I haven’t seen one person put down formula feeding mums on this thread. There’s been LOTS of put downs and generally awful attitudes to breastfeeding mums though.
FloconDeNeige · 15/03/2021 15:42

If in the future, sufficient new research demonstrates unequivocal, statistically significant data on the wide-scale tangible benefits of breastfeeding, then I’ll be very happy to accept it. But we are not there at the moment.

CreosoteQueen · 15/03/2021 15:42

@Wondermule

I thought you said you were leaving the thread?

I’ve already explained why it was shitty.

FloconDeNeige · 15/03/2021 15:43

I haven’t seen one person put down formula feeding mums on this thread.

I’m not specifically talking about this thread.

CreosoteQueen · 15/03/2021 15:43

I haven’t seen one person put down formula feeding mums on this thread. There’s been LOTS of put downs and generally awful attitudes to breastfeeding mums though.

This is very true.

breadbinbaby · 15/03/2021 15:43

@FloconDeNeige

If in the future, sufficient new research demonstrates unequivocal, statistically significant data on the wide-scale tangible benefits of breastfeeding, then I’ll be very happy to accept it. But we are not there at the moment.
With respect, no one is waiting for you to deign to accept it!
Wondermule · 15/03/2021 15:44

[quote CreosoteQueen]@Wondermule

I thought you said you were leaving the thread?

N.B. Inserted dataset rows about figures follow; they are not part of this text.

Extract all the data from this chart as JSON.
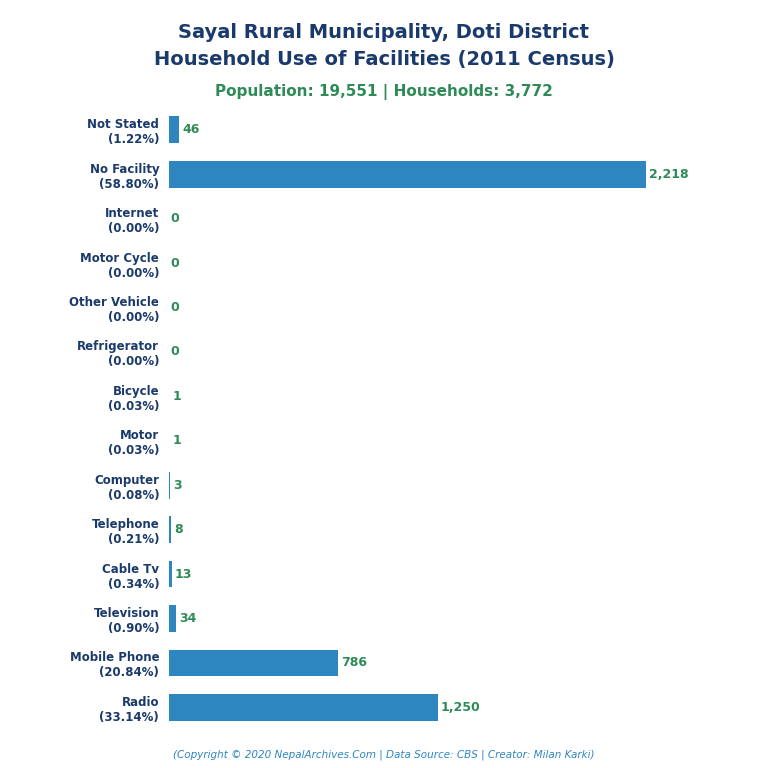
{
  "title_line1": "Sayal Rural Municipality, Doti District",
  "title_line2": "Household Use of Facilities (2011 Census)",
  "subtitle": "Population: 19,551 | Households: 3,772",
  "title_color": "#1a3a6b",
  "subtitle_color": "#2e8b57",
  "categories": [
    "Not Stated\n(1.22%)",
    "No Facility\n(58.80%)",
    "Internet\n(0.00%)",
    "Motor Cycle\n(0.00%)",
    "Other Vehicle\n(0.00%)",
    "Refrigerator\n(0.00%)",
    "Bicycle\n(0.03%)",
    "Motor\n(0.03%)",
    "Computer\n(0.08%)",
    "Telephone\n(0.21%)",
    "Cable Tv\n(0.34%)",
    "Television\n(0.90%)",
    "Mobile Phone\n(20.84%)",
    "Radio\n(33.14%)"
  ],
  "values": [
    46,
    2218,
    0,
    0,
    0,
    0,
    1,
    1,
    3,
    8,
    13,
    34,
    786,
    1250
  ],
  "bar_color": "#2e86c1",
  "label_color": "#2e8b57",
  "footer": "(Copyright © 2020 NepalArchives.Com | Data Source: CBS | Creator: Milan Karki)",
  "footer_color": "#2e86c1",
  "background_color": "#ffffff",
  "xlim": [
    0,
    2500
  ]
}
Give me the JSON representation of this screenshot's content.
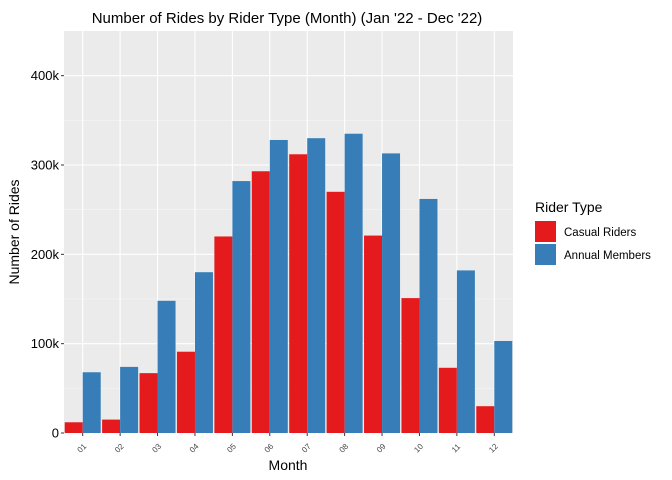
{
  "chart_data": {
    "type": "bar",
    "title": "Number of Rides by Rider Type (Month)  (Jan '22 - Dec '22)",
    "xlabel": "Month",
    "ylabel": "Number of Rides",
    "categories": [
      "01",
      "02",
      "03",
      "04",
      "05",
      "06",
      "07",
      "08",
      "09",
      "10",
      "11",
      "12"
    ],
    "series": [
      {
        "name": "Casual Riders",
        "color": "#E41A1C",
        "values": [
          12000,
          15000,
          67000,
          91000,
          220000,
          293000,
          312000,
          270000,
          221000,
          151000,
          73000,
          30000
        ]
      },
      {
        "name": "Annual Members",
        "color": "#377EB8",
        "values": [
          68000,
          74000,
          148000,
          180000,
          282000,
          328000,
          330000,
          335000,
          313000,
          262000,
          182000,
          103000
        ]
      }
    ],
    "ylim": [
      0,
      450000
    ],
    "yticks": [
      0,
      100000,
      200000,
      300000,
      400000
    ],
    "ytick_labels": [
      "0",
      "100k",
      "200k",
      "300k",
      "400k"
    ],
    "grid": true,
    "legend": {
      "title": "Rider Type",
      "placement": "right"
    },
    "panel_color": "#EBEBEB"
  }
}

I’ve already explained why it was shitty.[/quote]
I’ll leave when people stop restarting conversations with me 😂 why is it shitty? I think ‘shitty’ would be encouraging an exhausted and struggling new mum to continue bfing at the cost of her mental health and enjoyment of her baby, only to realise her kid will still get colds/allergies/asthma or be obese pretty much at the same rate as anyone else’s.